Según informó el Ejecutivo comunitario en un comunicado, este esquema beneficiará a 15.000 autónomos y empresas, que podrán ser compensados por los perjuicios sufridos entre el 14 de marzo y el 20 de junio de 2020, periodo en el que España aplicó restricciones para frenar la propagación de la COVID-19.

La Comisión considera que estas ayudas son «proporcionadas, puesto que la compensación prevista no excede lo que es necesario para repara los daños», y subraya que compensarán solo perjuicios «directamente ligados a las restricciones por el brote de coronavirus», por lo que «están en línea» con las normas de ayudas de Estado europeas.

Según explican fuentes del Ministerio de Asuntos Económicos, esta autorización permitirá al Gobierno español otorgar avales por un importe máximo de 2.550 millones de euros a empresas que vienen de una situación concursal previa a la crisis, pero que están al corriente de los pagos fijados en su convenio de acreedores.
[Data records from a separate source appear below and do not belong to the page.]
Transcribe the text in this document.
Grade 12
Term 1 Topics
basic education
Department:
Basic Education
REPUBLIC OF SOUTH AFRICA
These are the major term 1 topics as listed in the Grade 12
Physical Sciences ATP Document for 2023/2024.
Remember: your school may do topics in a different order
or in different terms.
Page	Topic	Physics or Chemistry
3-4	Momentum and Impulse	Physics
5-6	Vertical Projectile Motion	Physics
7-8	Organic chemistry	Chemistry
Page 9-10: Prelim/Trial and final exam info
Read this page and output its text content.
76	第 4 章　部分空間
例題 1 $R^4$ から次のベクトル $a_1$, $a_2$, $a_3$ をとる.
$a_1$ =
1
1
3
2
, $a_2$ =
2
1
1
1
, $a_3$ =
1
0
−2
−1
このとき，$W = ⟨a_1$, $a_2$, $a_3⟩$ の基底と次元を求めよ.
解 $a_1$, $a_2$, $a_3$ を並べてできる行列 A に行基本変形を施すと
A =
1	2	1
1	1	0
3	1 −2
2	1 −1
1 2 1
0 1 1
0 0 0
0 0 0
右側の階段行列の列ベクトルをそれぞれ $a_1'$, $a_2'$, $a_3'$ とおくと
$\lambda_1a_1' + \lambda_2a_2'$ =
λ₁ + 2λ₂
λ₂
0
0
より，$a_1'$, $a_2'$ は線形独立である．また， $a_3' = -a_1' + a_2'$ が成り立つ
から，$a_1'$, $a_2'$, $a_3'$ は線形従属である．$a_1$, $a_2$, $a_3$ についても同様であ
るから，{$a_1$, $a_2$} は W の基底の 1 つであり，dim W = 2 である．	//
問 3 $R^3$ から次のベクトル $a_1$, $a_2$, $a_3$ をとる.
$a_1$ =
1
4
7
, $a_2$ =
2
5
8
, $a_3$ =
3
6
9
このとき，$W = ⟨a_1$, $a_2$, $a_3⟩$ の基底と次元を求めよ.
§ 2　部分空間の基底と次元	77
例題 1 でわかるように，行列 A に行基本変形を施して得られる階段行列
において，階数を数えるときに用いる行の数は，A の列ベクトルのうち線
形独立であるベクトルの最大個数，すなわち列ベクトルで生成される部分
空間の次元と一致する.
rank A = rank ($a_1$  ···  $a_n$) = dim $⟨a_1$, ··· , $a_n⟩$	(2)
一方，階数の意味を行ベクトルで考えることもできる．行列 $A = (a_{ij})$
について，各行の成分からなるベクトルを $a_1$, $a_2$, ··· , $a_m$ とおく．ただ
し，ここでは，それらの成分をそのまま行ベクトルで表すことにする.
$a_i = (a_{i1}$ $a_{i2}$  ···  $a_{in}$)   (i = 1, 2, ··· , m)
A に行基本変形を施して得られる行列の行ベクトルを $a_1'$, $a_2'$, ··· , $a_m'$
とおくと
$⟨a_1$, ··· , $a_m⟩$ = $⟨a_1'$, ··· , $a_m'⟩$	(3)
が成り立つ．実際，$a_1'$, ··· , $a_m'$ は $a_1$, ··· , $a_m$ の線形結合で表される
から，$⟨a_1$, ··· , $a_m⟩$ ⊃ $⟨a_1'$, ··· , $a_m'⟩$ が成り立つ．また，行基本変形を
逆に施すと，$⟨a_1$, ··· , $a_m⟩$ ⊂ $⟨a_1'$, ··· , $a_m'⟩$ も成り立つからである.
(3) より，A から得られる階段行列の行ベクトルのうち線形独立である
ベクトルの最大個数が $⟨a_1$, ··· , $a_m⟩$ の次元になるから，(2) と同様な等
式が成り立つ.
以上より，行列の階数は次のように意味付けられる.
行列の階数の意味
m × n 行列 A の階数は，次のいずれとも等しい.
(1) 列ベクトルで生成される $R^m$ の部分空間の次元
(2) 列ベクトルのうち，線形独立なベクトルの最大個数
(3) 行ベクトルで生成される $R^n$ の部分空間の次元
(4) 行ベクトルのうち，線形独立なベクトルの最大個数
Serían empresas y autónomos que siguen funcionando y afrontando puntualmente los pagos acordados con sus acreedores, y que ahora podrán beneficiarse de los avales que el Estado otorga a través del Instituto de Crédito Oficial (ICO) para necesidades de liquidez adicionales.

Una vez recibida la autorización de Bruselas, el Consejo de Ministros, posiblemente mañana, tendrá que aprobar estas condiciones extraordinarias que permitirán avalar a empresas y autónomos en concurso de acreedores y al corriente de pago hasta 2.500 millones en préstamos bancarios y hasta 50 millones en pagarés del Mercado Alternativo de Renta Fija (MARF).

Hasta ahora las empresas en concurso habían quedado excluidas de las líneas de avales proporcionadas por el ICO.

Bruselas ha aprobado este esquema de acuerdo con el Artículo 107 del Tratado de Funcionamiento de la Unión Europea, que permite autorizar las ayudas públicas destinadas a compensar a sectores o empresas específicos por daños generados por circunstancias excepcionales, como el brote de COVID-19, con lo que no ha tenido que acogerse al Marco Temporal de ayudas de Estado activado en marzo por la pandemia, que flexibilizó la concesión de apoyo público.